I entirely agree with the observation from a reader of my previous article here that the position of multicabs and jeepneys at the corner of Lacao and Rizal adds delay and congestion in the area. I made the same observation at the corner of Rizal and San Miguel streets, which indeed congested the traffic flow along said intersections. These areas should be no more than loading and unloading areas—if necessary in order to protect the income of our PUV drivers, relocating these “terminals” will help.

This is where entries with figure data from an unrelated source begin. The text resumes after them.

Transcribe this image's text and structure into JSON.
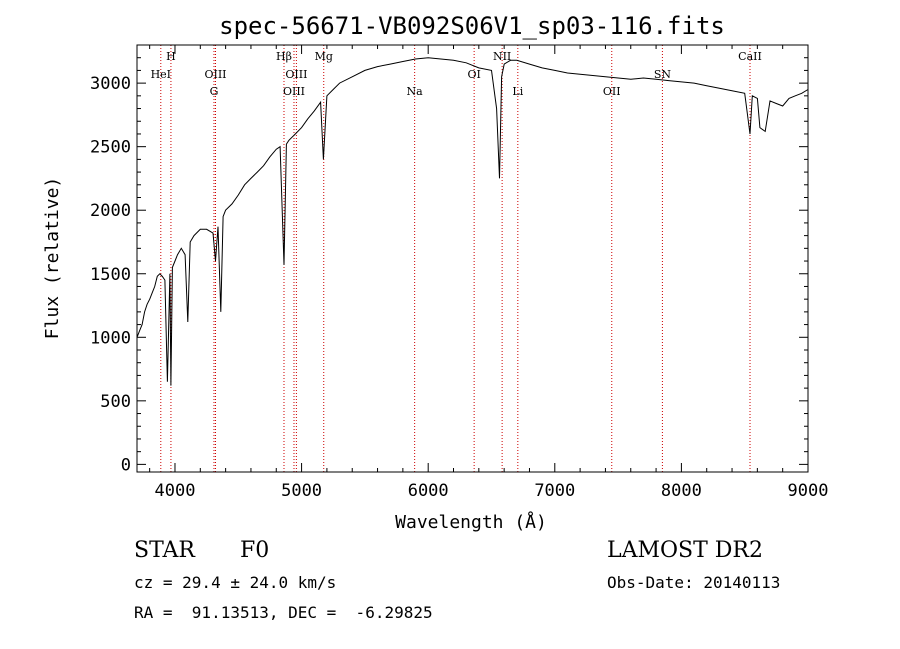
{
  "chart_data": {
    "type": "line",
    "title": "spec-56671-VB092S06V1_sp03-116.fits",
    "xlabel": "Wavelength (Å)",
    "ylabel": "Flux (relative)",
    "xlim": [
      3700,
      9000
    ],
    "ylim": [
      -60,
      3300
    ],
    "xticks": [
      4000,
      5000,
      6000,
      7000,
      8000,
      9000
    ],
    "yticks": [
      0,
      500,
      1000,
      1500,
      2000,
      2500,
      3000
    ],
    "grid": false,
    "series": [
      {
        "x": [
          3700,
          3720,
          3740,
          3760,
          3780,
          3800,
          3820,
          3840,
          3860,
          3880,
          3900,
          3920,
          3940,
          3960,
          3968,
          3980,
          4000,
          4020,
          4050,
          4080,
          4101,
          4120,
          4150,
          4200,
          4250,
          4300,
          4320,
          4340,
          4362,
          4380,
          4400,
          4450,
          4500,
          4550,
          4600,
          4650,
          4700,
          4750,
          4800,
          4830,
          4861,
          4880,
          4900,
          4950,
          5000,
          5050,
          5100,
          5150,
          5172,
          5200,
          5250,
          5300,
          5400,
          5500,
          5600,
          5700,
          5800,
          5900,
          6000,
          6100,
          6200,
          6300,
          6400,
          6500,
          6540,
          6563,
          6580,
          6600,
          6650,
          6700,
          6800,
          6900,
          7000,
          7100,
          7200,
          7300,
          7400,
          7500,
          7600,
          7700,
          7800,
          7900,
          8000,
          8100,
          8200,
          8300,
          8400,
          8500,
          8542,
          8560,
          8600,
          8620,
          8662,
          8700,
          8750,
          8800,
          8850,
          8900,
          8950,
          9000
        ],
        "y": [
          1000,
          1050,
          1100,
          1200,
          1260,
          1300,
          1350,
          1400,
          1480,
          1500,
          1480,
          1450,
          650,
          1500,
          620,
          1550,
          1600,
          1650,
          1700,
          1650,
          1120,
          1750,
          1800,
          1850,
          1850,
          1820,
          1600,
          1870,
          1200,
          1950,
          2000,
          2050,
          2120,
          2200,
          2250,
          2300,
          2350,
          2420,
          2480,
          2500,
          1570,
          2520,
          2550,
          2600,
          2650,
          2720,
          2780,
          2850,
          2400,
          2900,
          2950,
          3000,
          3050,
          3100,
          3130,
          3150,
          3170,
          3190,
          3200,
          3190,
          3180,
          3160,
          3120,
          3100,
          2800,
          2250,
          3050,
          3150,
          3180,
          3180,
          3150,
          3120,
          3100,
          3080,
          3070,
          3060,
          3050,
          3040,
          3030,
          3040,
          3030,
          3020,
          3010,
          3000,
          2980,
          2960,
          2940,
          2920,
          2600,
          2900,
          2880,
          2650,
          2620,
          2860,
          2840,
          2820,
          2880,
          2900,
          2920,
          2950
        ]
      }
    ],
    "lines": [
      {
        "label": "HeI",
        "x": 3888,
        "row": 1
      },
      {
        "label": "H",
        "x": 3968,
        "row": 0
      },
      {
        "label": "OIII",
        "x": 4320,
        "row": 1
      },
      {
        "label": "G",
        "x": 4308,
        "row": 2
      },
      {
        "label": "Hβ",
        "x": 4861,
        "row": 0
      },
      {
        "label": "OIII",
        "x": 4959,
        "row": 1
      },
      {
        "label": "OIII",
        "x": 4940,
        "row": 2
      },
      {
        "label": "Mg",
        "x": 5175,
        "row": 0
      },
      {
        "label": "Na",
        "x": 5893,
        "row": 2
      },
      {
        "label": "OI",
        "x": 6363,
        "row": 1
      },
      {
        "label": "NII",
        "x": 6584,
        "row": 0
      },
      {
        "label": "Li",
        "x": 6708,
        "row": 2
      },
      {
        "label": "OII",
        "x": 7450,
        "row": 2
      },
      {
        "label": "SN",
        "x": 7850,
        "row": 1
      },
      {
        "label": "CaII",
        "x": 8542,
        "row": 0
      }
    ]
  },
  "footer": {
    "object_class": "STAR",
    "subclass": "F0",
    "redshift_line": "cz = 29.4 ± 24.0 km/s",
    "coords_line": "RA =  91.13513, DEC =  -6.29825",
    "survey": "LAMOST DR2",
    "obs_date_line": "Obs-Date: 20140113"
  },
  "colors": {
    "spectrum": "#000000",
    "line_marker": "#cc0000",
    "axes": "#000000"
  }
}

As I acknowledge the efforts of the City Traffic Management in trying to address the condition through implementing a new traffic scheme and assigning more visible enforcers on the road, it is hard to miss that they are having a hard time engaging the drivers to follow. In fact, often they are helpless, and they look piteous and powerless glaring at multicab and tricycle drivers and pedestrians having their ways and ignoring basic traffic rules and road courtesies. I strongly believe that half of our problem can be lighten up through road discipline—a messy process but indispensable nonetheless, and will serve the City in the long run.
Maximizing Road Use
The road expansion projects are barely felt, unless of course for some who holds no shame in turning our streets as their personal parking spaces, and if drivers need not stop every 5 seconds because the vehicle infront of him is either making a u-turn (despite heavy traffic in both lanes) or loading and unloading passengers. This is a system rusting right before our eyes, and indifference will only worsen not only our traffic but also the habits and character of our people, drivers and commuters alike.
Not an Easy Task
I totally understand that planning for a better traffic scheme for Puerto Princesa City is not a walk in the park. With our narrow streets, concentrated business hubs and growing number of vehicles on daily basis, planners may sweat their hearts out and still no significant difference can be seen. Thus it is important to involve the people by strict and well- guarded implementation of traffic and parking rules. Anyway, when do we decide to begin discipline?